The construction of a supertree scales exponentially with the number of taxa included; therefore for a tree of any reasonable size, it is not possible to examine every possible supertree and weigh its success at combining the input information. Heuristic methods are thus essential, although these methods may be unreliable; the result extracted is often biased or affected by irrelevant characteristics of the input data.
The most well known method for supertree construction is Matrix Representation with Parsimony, in which the input source trees are represented by matrices with 0s, 1s, and ?s, and the matrices are concatenated and then analyzed using heuristics for maximum parsimony.
Another approach for supertree construction include a maximum likelihood version of MRP called "MRL", which analyzes the same MRP matrix but uses heuristics for maximum likelihood instead of for maximum parsimony to construct the supertree.
The Robinson-Foulds distance is the most popular of many ways of measuring how similar a supertree is to the input trees. It is a metric for the number of clades from the input trees that are retained in the supertree. Robinson-Foulds optimization methods search for a supertree that minimizes the total Robinson-Foulds differences between the supertree and each input tree.

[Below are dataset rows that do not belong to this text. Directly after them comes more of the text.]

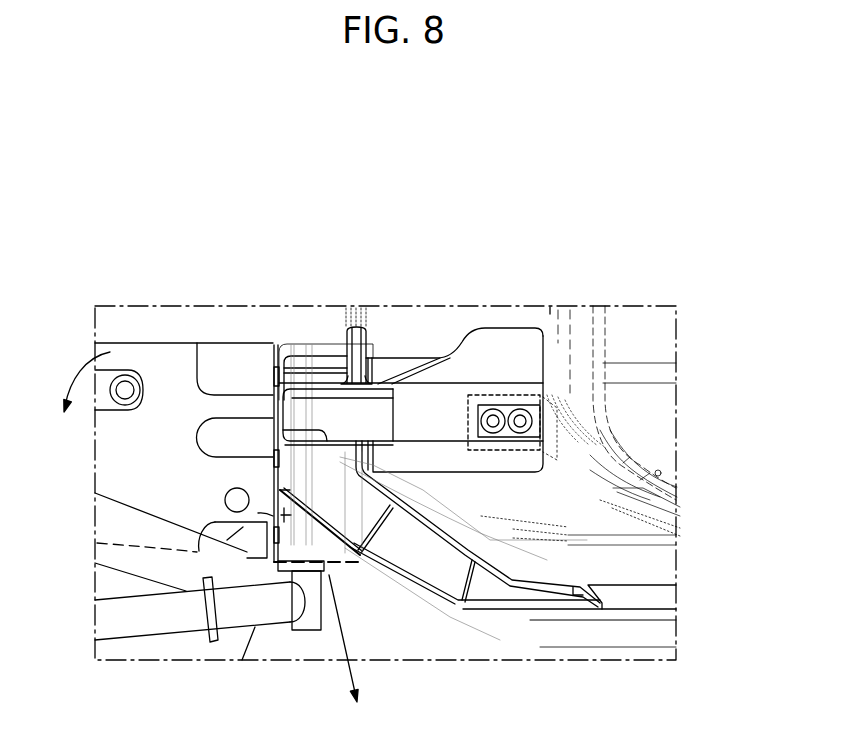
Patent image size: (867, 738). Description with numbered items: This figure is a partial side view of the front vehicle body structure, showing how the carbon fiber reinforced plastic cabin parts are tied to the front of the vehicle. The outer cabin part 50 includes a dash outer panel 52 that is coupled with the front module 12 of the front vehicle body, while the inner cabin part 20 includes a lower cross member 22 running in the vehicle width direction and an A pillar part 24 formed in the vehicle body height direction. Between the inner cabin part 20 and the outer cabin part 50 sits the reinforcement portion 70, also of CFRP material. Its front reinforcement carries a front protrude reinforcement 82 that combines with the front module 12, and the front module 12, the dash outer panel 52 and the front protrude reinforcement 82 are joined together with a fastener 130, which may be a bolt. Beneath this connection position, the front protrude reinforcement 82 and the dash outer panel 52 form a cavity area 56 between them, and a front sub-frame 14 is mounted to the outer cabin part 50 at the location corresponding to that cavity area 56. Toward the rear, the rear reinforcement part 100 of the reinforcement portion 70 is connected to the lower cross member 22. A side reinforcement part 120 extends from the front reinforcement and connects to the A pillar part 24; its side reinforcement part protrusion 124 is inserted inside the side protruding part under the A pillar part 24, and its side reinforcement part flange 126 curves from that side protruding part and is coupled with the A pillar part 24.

The front module 12 is at (147, 352).
The front sub-frame 14 is at (311, 630).
The inner cabin part 20 is at (530, 214).
The lower cross member 22 is at (637, 600).
The A pillar part 24 is at (540, 322).
The outer cabin part 50 is at (352, 581).
The dash outer panel 52 is at (278, 343).
The cavity area 56 is at (97, 543).
The reinforcement portion 70 is at (409, 345).
The front protrude reinforcement 82 is at (297, 356).
The rear reinforcement part 100 is at (528, 620).
The side reinforcement part 120 is at (523, 484).
The side reinforcement part protrusion 124 is at (433, 412).
The side reinforcement part flange 126 is at (502, 360).
The fastener 130 is at (273, 377).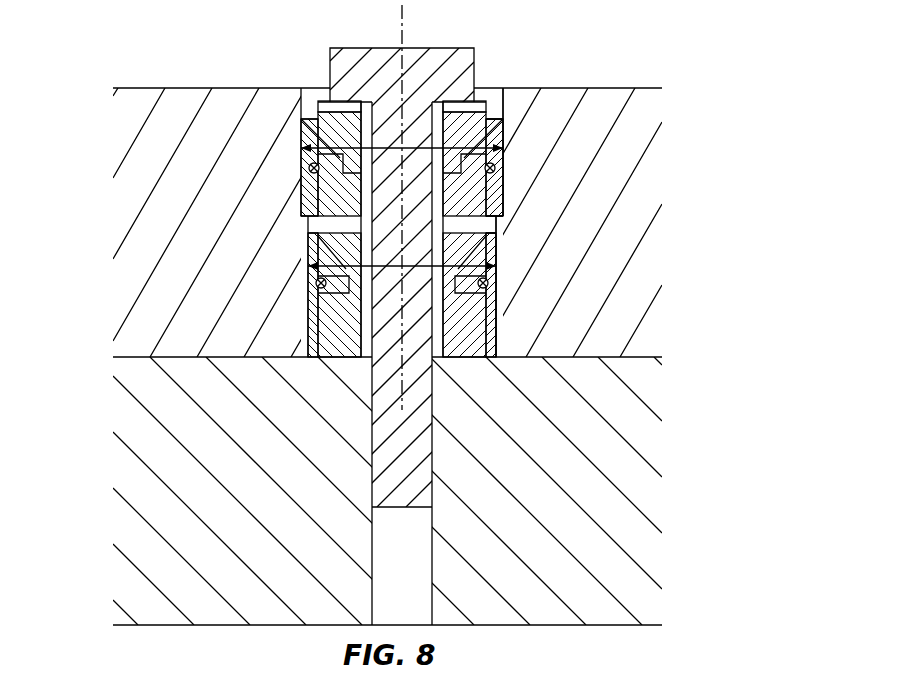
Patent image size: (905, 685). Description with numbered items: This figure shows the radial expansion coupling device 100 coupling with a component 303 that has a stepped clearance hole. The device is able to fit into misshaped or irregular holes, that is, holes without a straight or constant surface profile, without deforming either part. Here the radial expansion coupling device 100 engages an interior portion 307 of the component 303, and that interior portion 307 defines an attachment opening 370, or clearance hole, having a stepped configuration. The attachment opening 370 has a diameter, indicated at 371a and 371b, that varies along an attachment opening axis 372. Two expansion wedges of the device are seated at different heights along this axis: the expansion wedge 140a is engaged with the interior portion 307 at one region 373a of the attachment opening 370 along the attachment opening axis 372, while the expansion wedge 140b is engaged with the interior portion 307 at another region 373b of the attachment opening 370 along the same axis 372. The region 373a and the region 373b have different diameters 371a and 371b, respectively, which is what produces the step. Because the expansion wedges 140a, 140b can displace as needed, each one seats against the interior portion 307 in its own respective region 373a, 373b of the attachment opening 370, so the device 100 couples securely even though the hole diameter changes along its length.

The radial expansion coupling device 100 is at (410, 58).
The component 303 is at (231, 87).
The interior portion 307 is at (500, 108).
The attachment opening 370 is at (313, 72).
The attachment opening axis 372 is at (399, 26).
The diameter 371a is at (447, 148).
The diameter 371b is at (445, 266).
The region 373a is at (290, 152).
The region 373b is at (290, 271).
The expansion wedge 140a is at (302, 188).
The expansion wedge 140b is at (307, 313).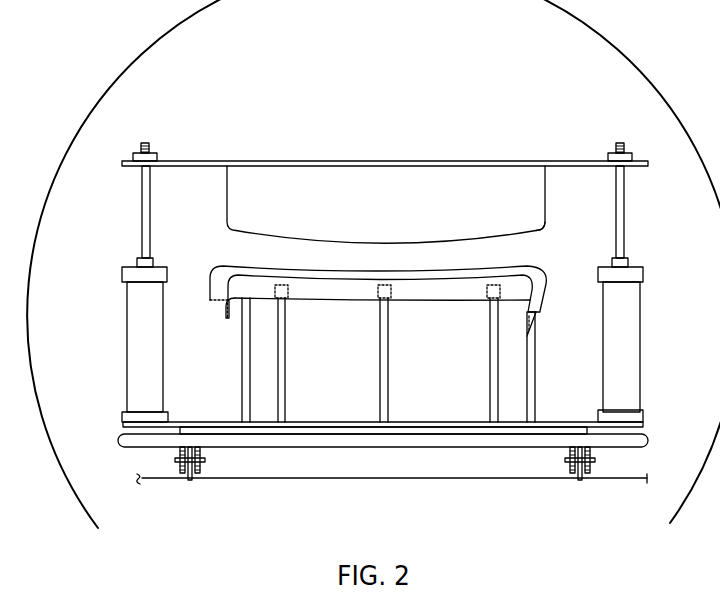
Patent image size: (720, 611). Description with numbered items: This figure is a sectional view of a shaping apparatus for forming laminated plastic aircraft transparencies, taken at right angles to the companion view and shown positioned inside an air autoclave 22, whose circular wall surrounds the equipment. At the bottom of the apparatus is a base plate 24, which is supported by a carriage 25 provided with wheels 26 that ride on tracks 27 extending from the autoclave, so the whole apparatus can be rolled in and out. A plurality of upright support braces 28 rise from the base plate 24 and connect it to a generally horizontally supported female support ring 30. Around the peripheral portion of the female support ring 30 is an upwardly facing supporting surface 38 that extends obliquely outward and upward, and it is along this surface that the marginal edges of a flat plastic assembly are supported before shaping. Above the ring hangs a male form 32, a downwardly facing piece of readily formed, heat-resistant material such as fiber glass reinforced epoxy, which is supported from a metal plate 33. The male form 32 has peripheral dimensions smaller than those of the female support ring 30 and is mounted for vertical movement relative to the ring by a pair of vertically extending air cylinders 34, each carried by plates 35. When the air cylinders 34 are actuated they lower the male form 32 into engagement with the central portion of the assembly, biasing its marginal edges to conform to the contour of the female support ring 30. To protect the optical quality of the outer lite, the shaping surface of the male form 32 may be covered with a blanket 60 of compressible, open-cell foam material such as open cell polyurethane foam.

The air autoclave 22 is at (77, 130).
The base plate 24 is at (421, 421).
The carriage 25 is at (121, 448).
The wheels 26 is at (204, 460).
The tracks 27 is at (190, 480).
The upright support braces 28 is at (380, 343).
The female support ring 30 is at (542, 320).
The male form 32 is at (398, 232).
The metal plate 33 is at (308, 160).
The air cylinders 34 is at (127, 357).
The plates 35 is at (123, 427).
The supporting surface 38 is at (549, 276).
The blanket 60 is at (546, 232).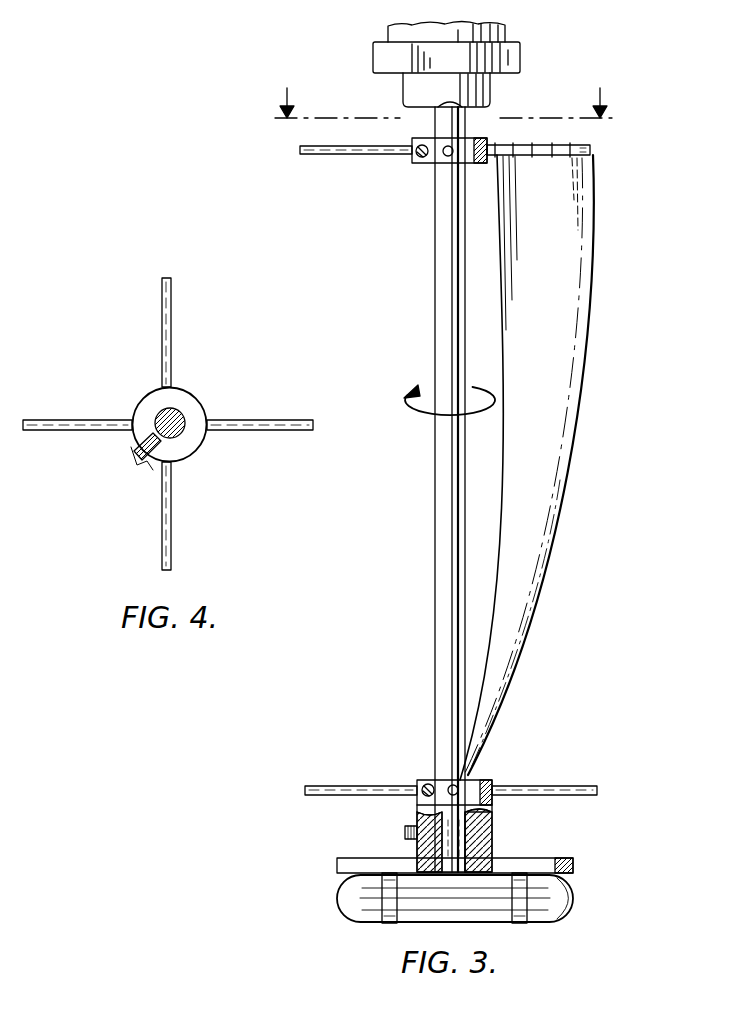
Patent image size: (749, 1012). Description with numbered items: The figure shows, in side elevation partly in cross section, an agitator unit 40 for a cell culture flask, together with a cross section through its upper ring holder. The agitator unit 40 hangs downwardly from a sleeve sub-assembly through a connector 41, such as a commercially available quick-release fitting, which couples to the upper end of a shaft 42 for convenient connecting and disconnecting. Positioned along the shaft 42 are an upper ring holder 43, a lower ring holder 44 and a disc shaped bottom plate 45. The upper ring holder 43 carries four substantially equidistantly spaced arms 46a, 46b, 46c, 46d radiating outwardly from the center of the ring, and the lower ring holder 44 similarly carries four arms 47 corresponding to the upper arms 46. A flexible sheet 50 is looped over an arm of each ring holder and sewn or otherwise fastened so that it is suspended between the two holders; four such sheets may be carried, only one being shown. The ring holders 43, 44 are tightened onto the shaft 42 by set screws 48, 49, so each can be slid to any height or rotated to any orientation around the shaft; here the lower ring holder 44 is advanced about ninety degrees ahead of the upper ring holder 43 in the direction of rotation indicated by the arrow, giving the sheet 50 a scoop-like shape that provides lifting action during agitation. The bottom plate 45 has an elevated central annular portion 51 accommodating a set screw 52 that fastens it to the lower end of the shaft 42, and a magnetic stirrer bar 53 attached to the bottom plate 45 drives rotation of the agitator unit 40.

In FIG. 3, the agitator unit 40 is at (426, 658).
In FIG. 3, the connector 41 is at (522, 60).
In FIG. 3, the shaft 42 is at (434, 292).
In FIG. 4, the shaft 42 is at (159, 412).
In FIG. 3, the upper ring holder 43 is at (432, 159).
In FIG. 4, the upper ring holder 43 is at (201, 451).
In FIG. 3, the lower ring holder 44 is at (483, 778).
In FIG. 3, the bottom plate 45 is at (553, 860).
In FIG. 3, the upper arms 46 is at (313, 156).
In FIG. 4, the arm 46a is at (172, 305).
In FIG. 4, the arm 46b is at (258, 419).
In FIG. 4, the arm 46c is at (174, 551).
In FIG. 4, the arm 46d is at (45, 433).
In FIG. 3, the arms 47 is at (549, 783).
In FIG. 3, the set screw 48 is at (419, 158).
In FIG. 4, the set screw 48 is at (135, 459).
In FIG. 3, the set screw 49 is at (426, 778).
In FIG. 3, the flexible sheet 50 is at (586, 380).
In FIG. 3, the elevated central annular portion 51 is at (493, 823).
In FIG. 3, the set screw 52 is at (405, 833).
In FIG. 3, the magnetic stirrer bar 53 is at (348, 905).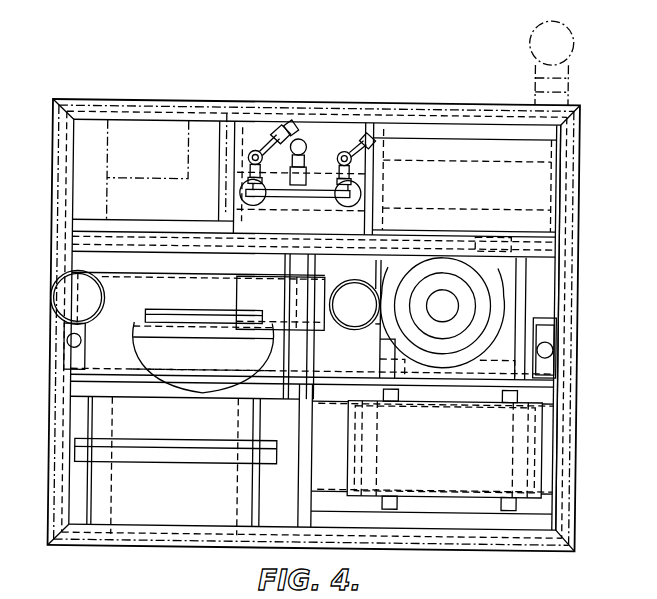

A recent innovation has been the construction of Maximum Likelihood supertrees and the use of "input-tree-wise" likelihood scores to perform tests of two supertrees.
Additional methods include the Min Cut Supertree approach, Most Similar Supertree Analysis, Distance Fit and Quartet Fit, implemented in the software CLANN.

Application

Supertrees have been applied to produce phylogenies of many groups, notably the angiosperms, eukaryotes and mammals. They have also been applied to larger-scale problems such as the origins of diversity, vulnerability to extinction, and evolutionary models of ecological structure.